The present study had several strengths. First, this trial utilized a randomized, double-blind, placebo-controlled design, the gold standard in clinical trials. Second, study retention was high, with 84.3% of participants completing the 11-week active study phase. Third, compliance with taking OROS-MPH/placebo was high, with an average of 94% of prescribed pills taken. A final strength is that the study was conducted at sites that were geographically diverse as well as diverse in expertise, with two sites having expertise in smoking cessation trials, two sites with expertise in ADHD trials, and two sites with expertise in neither area; this diversity helps to ensure the generalizability of the results. One weakness of the present study was the somewhat restrictive eligibility criteria utilized, including the restrictive vitals signs criterion and the DSM-IV exclusions, including current abuse or dependence for a substance other than nicotine; thus, the present sample may not be representative of adult smokers with ADHD.
In conclusion, the use of OROS-MPH to treat ADHD did not significantly improve smoking outcomes in adult smokers with ADHD participating in smoking cessation treatment (i.e., nicotine patch and counseling), counter to our hypothesis.
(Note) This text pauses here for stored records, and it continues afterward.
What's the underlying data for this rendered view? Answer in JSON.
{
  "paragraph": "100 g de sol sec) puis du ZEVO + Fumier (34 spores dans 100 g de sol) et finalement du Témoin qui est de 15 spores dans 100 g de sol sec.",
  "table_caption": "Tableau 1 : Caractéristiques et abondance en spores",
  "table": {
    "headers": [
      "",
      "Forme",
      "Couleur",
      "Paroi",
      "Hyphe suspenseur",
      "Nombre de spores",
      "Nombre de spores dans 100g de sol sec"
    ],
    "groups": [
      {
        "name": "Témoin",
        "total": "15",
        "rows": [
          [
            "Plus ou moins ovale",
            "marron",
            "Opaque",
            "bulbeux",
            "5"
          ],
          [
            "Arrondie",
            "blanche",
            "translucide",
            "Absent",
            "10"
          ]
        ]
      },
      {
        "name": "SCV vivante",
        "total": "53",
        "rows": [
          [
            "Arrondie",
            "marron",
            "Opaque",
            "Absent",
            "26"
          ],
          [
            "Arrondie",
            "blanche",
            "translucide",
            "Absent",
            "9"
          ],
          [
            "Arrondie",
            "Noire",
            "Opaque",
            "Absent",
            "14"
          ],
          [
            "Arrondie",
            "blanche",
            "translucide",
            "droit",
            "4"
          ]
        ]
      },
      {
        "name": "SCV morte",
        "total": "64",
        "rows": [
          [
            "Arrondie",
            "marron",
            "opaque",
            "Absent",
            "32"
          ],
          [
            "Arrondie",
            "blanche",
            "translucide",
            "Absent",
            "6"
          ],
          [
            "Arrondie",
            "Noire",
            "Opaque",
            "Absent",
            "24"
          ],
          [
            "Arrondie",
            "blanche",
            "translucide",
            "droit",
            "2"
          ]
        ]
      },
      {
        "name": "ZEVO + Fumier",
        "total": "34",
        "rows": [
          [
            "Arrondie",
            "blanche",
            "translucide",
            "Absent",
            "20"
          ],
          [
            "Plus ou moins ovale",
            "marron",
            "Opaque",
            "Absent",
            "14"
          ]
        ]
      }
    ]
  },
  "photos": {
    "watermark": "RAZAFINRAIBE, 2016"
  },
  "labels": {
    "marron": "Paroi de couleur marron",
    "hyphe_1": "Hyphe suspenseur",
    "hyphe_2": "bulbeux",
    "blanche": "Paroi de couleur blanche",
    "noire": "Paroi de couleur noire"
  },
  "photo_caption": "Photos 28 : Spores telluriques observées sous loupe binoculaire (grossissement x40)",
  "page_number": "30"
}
It did not worsen smoking outcomes, however, as might be predicted from human laboratory findings that IR-MPH increases smoking in smokers without ADHD.27,28
Results from the present trial suggest that OROS-MPH was safe and generally well tolerated by this sample of healthy adult ADHD smokers and effectively treated ADHD, a relatively common mental health condition, which left untreated, can result in significant impairment in nearly every area of functioning.